Clark mostra como os dirigentes europeus de há um século se deixaram arrastar, sem se darem conta das consequências dos seus actos irreflectidos e suicidas, para o conflito mais devastador da história europeia, apenas superado, trinta anos depois, pela II Guerra Mundial (cujas origens remontam, porém, às tremendas convulsões provocadas pelo morticínio de 1914-18).
Apesar de algumas aparentes contradições na descrição do enredo dos acontecimentos que conduziram à catástrofe, a metáfora do sonambulismo no comportamento dos dirigentes europeus revela-se inteiramente apropriada: não há um culpado solitário mas uma conjugação de culpas múltiplas que se encaixam umas nas outras como num puzzle construído por uma entidade invisível e maléfica.
O livro de Clark tem sido evocado a propósito da recente crise na Ucrânia e dos riscos de um confronto armado entre a Rússia e o Ocidente. No entanto, o alcance contemporâneo de Os Sonâmbulos é ainda mais vasto e assustador quando observamos o mapa dos conflitos internacionais, nomeadamente desde o 11 de Setembro e os efeitos perversos da intervenção americana no Iraque, culminando no actual surto do fanatismo islâmico que ninguém foi capaz de prever – e prevenir.
Mas o estado de sonambulismo descrito por Clark em relação a 1914 não se reduz hoje à esfera dos comportamentos que proporcionam subrepticiamente – e irresistivelmente – o desencadear das guerras. Veja-se, por exemplo, o que vem acontecendo na União Europeia ou até, a uma escala bem mais modesta mas não menos reveladora, em Portugal. Não estaremos perante outras formas de sonambulismo – embora pacífico, digamos – que conduzem a situações críticas de ruptura financeira, económica e social?
Foi isso, aliás, que esteve também na raiz do grande terramoto financeiro de 2008, com a falência seminal do Lehman Brothers, propagando-se um pouco por todo o mundo até atingir o seu epicentro na Europa. Enfrentamos agora uma aguda crise de crescimento e deflação prolongada para a qual não se vislumbra ainda uma saída, apesar dos alertas (e remédios) lançados por Mario Draghi, presidente do BCE, ou alguns dirigentes do FMI (organismo que é, de resto, um caso agudo de sonambulismo e esquizofrenia, com as suas recomendações de sinal contrário sobre a austeridade e o crescimento).
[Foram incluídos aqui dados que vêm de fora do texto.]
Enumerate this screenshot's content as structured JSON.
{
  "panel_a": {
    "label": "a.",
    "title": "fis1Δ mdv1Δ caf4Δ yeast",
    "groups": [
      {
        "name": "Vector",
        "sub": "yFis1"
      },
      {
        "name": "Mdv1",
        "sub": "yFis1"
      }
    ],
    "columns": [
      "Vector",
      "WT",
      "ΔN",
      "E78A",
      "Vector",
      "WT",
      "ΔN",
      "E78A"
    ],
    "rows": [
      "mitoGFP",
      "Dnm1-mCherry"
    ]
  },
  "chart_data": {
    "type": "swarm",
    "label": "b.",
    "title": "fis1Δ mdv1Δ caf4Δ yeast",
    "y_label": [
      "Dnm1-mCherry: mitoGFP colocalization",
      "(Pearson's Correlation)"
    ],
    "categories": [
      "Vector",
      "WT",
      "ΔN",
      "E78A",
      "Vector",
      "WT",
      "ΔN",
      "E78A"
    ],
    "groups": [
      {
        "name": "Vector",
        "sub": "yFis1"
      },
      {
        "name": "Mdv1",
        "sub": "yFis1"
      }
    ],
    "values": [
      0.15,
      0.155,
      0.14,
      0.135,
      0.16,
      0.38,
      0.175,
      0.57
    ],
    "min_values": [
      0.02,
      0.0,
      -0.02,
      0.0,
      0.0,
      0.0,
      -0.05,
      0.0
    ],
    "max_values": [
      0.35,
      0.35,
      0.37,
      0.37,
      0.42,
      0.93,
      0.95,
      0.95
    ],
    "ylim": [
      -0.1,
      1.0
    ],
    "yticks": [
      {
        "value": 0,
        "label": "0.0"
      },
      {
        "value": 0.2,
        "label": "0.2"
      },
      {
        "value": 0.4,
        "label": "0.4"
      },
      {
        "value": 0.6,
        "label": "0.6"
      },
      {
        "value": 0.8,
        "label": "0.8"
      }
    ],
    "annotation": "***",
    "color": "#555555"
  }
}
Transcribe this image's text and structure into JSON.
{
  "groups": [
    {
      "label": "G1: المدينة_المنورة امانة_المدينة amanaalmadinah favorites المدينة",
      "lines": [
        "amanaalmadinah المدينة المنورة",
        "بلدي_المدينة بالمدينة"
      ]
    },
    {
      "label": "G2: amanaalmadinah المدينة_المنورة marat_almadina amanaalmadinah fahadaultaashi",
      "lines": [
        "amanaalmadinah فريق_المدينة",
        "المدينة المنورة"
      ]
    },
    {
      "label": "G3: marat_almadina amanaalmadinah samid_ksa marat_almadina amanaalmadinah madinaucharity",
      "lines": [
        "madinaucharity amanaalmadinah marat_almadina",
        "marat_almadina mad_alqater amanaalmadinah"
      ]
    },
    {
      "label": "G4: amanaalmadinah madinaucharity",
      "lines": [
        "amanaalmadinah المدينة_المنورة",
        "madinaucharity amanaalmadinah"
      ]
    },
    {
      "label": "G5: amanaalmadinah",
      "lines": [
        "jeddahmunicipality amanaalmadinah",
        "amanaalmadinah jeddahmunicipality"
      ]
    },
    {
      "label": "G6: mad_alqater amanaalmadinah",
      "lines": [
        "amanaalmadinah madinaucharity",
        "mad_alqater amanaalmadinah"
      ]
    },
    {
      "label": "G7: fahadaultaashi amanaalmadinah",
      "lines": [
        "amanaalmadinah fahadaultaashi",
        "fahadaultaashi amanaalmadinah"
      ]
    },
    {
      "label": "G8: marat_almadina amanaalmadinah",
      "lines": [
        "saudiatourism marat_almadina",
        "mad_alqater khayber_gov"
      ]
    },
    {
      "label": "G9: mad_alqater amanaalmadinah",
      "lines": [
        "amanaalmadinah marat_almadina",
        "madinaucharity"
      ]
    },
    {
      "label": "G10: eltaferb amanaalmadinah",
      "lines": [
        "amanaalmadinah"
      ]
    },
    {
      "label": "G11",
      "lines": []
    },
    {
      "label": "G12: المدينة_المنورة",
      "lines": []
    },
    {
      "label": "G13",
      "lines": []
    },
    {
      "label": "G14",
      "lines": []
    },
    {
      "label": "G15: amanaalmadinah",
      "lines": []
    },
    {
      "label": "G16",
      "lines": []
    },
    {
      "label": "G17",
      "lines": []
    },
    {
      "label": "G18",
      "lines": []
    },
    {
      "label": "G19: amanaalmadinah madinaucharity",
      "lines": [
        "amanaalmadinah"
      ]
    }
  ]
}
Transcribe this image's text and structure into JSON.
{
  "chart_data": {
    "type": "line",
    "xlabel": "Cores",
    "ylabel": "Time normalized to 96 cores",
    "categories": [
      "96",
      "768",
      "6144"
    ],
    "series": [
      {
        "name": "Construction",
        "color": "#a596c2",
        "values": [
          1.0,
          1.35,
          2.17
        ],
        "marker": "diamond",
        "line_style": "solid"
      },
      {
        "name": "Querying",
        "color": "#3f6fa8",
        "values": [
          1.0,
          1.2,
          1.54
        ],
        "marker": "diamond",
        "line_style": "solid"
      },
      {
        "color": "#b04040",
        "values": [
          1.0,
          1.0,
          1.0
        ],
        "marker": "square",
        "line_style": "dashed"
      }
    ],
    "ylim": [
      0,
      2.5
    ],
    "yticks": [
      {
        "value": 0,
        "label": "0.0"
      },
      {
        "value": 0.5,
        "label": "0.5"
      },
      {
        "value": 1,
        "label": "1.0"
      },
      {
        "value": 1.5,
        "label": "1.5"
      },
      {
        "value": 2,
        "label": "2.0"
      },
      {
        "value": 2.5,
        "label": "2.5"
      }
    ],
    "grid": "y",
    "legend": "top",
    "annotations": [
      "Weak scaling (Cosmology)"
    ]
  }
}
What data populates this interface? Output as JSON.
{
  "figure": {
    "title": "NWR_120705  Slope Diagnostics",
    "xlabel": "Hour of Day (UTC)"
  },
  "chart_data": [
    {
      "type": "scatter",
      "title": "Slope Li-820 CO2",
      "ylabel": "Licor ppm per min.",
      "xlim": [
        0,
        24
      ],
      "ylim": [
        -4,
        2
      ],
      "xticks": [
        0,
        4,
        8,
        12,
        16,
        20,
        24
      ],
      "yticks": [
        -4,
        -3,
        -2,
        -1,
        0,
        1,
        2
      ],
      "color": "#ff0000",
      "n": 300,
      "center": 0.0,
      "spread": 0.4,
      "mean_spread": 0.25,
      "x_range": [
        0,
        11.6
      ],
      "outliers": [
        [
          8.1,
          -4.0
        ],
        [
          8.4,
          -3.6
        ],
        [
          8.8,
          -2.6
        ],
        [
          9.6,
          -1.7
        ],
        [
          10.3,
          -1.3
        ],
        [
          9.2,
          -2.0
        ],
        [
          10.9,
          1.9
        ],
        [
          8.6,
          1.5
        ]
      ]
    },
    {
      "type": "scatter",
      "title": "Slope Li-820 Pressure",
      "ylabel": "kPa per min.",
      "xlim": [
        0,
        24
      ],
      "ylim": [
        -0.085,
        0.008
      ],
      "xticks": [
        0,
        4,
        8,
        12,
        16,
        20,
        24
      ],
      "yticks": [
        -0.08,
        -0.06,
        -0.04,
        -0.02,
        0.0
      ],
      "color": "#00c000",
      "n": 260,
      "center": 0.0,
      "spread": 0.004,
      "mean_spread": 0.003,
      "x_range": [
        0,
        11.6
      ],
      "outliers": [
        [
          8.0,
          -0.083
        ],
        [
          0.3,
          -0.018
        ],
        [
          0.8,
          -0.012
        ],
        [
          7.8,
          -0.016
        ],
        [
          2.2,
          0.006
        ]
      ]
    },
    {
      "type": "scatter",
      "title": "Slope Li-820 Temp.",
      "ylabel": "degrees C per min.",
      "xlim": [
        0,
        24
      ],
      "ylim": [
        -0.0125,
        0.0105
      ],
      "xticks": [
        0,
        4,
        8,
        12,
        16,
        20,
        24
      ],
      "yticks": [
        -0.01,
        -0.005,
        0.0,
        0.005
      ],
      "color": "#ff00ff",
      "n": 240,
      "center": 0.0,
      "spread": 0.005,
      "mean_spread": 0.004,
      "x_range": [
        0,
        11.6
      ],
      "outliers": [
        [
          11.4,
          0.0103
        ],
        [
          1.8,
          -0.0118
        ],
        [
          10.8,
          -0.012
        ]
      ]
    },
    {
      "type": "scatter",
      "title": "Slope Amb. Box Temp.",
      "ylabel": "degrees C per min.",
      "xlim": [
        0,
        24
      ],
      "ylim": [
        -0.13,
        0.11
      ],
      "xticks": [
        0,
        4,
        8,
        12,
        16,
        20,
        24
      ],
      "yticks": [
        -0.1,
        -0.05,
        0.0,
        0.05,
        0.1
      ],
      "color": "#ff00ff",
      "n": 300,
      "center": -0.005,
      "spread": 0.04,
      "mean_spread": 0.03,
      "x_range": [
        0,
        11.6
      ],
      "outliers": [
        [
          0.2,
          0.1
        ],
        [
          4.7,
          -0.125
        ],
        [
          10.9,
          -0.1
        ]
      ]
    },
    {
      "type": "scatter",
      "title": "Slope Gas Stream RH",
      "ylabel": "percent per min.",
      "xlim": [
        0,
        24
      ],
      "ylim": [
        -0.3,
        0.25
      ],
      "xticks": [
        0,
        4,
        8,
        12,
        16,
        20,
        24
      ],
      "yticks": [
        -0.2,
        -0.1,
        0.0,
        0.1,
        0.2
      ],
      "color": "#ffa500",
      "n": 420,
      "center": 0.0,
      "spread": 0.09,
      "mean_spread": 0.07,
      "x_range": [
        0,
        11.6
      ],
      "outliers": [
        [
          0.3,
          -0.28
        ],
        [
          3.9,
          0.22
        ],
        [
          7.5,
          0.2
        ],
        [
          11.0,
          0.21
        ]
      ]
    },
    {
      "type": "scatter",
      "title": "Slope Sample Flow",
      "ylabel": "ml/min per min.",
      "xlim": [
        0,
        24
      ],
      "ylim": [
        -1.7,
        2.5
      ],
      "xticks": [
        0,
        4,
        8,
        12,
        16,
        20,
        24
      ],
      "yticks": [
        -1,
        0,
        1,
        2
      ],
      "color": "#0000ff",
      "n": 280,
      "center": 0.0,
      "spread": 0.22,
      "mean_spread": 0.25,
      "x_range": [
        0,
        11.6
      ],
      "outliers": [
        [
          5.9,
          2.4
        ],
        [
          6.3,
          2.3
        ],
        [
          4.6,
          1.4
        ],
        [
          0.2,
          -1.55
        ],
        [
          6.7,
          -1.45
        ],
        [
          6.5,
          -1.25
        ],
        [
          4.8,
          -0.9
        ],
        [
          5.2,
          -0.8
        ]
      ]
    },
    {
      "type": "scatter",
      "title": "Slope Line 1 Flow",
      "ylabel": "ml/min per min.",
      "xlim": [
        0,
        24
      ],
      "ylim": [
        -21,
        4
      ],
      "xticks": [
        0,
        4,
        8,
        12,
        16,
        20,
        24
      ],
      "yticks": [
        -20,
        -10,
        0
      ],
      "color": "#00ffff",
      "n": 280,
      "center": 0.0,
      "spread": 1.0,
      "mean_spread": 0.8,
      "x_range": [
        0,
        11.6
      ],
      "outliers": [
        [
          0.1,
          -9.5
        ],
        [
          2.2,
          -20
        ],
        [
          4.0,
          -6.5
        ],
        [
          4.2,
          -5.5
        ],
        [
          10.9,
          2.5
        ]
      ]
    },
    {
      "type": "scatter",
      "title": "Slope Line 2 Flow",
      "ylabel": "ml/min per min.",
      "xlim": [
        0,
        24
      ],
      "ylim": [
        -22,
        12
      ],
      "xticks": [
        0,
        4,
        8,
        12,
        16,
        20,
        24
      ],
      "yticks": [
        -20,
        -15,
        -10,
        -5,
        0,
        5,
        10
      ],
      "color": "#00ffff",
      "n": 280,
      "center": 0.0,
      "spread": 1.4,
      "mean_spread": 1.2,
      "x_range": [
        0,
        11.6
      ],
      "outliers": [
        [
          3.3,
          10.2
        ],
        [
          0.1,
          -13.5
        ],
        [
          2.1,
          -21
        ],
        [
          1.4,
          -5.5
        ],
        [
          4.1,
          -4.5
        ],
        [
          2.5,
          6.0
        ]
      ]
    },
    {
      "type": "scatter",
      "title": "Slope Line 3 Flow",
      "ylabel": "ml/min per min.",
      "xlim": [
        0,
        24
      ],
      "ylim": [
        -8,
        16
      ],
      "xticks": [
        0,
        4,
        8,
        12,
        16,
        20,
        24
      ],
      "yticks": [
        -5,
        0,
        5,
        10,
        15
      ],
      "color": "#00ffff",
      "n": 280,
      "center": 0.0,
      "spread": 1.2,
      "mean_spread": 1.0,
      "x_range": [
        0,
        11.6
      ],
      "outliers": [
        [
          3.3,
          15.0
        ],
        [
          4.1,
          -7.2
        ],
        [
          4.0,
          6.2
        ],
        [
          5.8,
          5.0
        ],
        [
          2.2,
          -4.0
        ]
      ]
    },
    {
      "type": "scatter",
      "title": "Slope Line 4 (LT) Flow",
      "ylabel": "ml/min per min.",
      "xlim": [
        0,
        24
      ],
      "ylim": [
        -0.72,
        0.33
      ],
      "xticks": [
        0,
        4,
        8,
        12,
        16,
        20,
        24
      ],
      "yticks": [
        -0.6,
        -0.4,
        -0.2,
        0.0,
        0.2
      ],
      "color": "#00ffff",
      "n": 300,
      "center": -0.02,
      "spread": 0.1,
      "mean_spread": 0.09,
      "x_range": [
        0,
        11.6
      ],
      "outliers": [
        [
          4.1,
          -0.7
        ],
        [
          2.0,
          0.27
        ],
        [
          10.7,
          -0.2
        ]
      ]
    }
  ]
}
Será compatível o combate à recessão e à deflação com o dogma integrista dos 3% do défice do PIB que penaliza especialmente os países mais afectados pela austeridade e pelo agravamento imparável da dívida externa, como acontece com Portugal? Haverá sonâmbulo mais consumado do que o alemão Schäuble, ministro das Finanças de um país cujo fundamentalismo doutrinário não o impediu de ser já atingido pelo agudizar da crise europeia?
Ao justificar a meta do défice de 2,7% do PIB no Orçamento do Estado de 2015, em vez dos 2,5% combinados com a troika, Passos Coelho manifestou-se contra o “fanatismo orçamental” de Bruxelas – que insiste, além disso, numa dose renovada de austeridade. Eis uma interessante reconversão pré-eleitoral de duas décimas por parte de quem não só parecera acomodar-se a esse fanatismo como se propusera ir ainda para além da troika.
O sonambulismo tornou-se uma espécie de estado vegetativo dos dois parceiros da coligação, constrangidos a manter a sobretaxa do IRS e condicionando a sua descida em 2016 a um aumento mágico da receita fiscal. Um expediente eleitoralista pouco convincente – e muito questionável no plano fiscal e constitucional – mas que mostra o colete-de-forças em que se debate o Governo depois de ter exercitado até ao limite a postura de 'bom aluno' europeu.
Mais ou menos convictos (o PSD) ou relutantes (o CDS, grande derrotado na baixa dos impostos), os aliados da maioria perseguiram o objectivo impossível do programa da troika – ou só possível aos olhos dos sonâmbulos de Lisboa e Bruxelas. Agora, nem os 4% do défice de 2014 estão seguros. Os nossos vigilantes europeus já prevêem a hipótese sombria de 7,5% por causa do buraco do BES.
Por causa do BES – e não só – caiu entretanto a mítica PT, arrastando o quase eterno sobrevivente Granadeiro e o genial Bava. Aliás, desde Sócrates a Passos, passando pelo dono-disto-tudo Ricardo Salgado, entre o despesismo iluminado e a austeridade redentora, entre capitães da banca e da indústria ou sargentos políticos, o que vemos é um pequeno exército de sonâmbulos perdidos nos seus enredos fatais.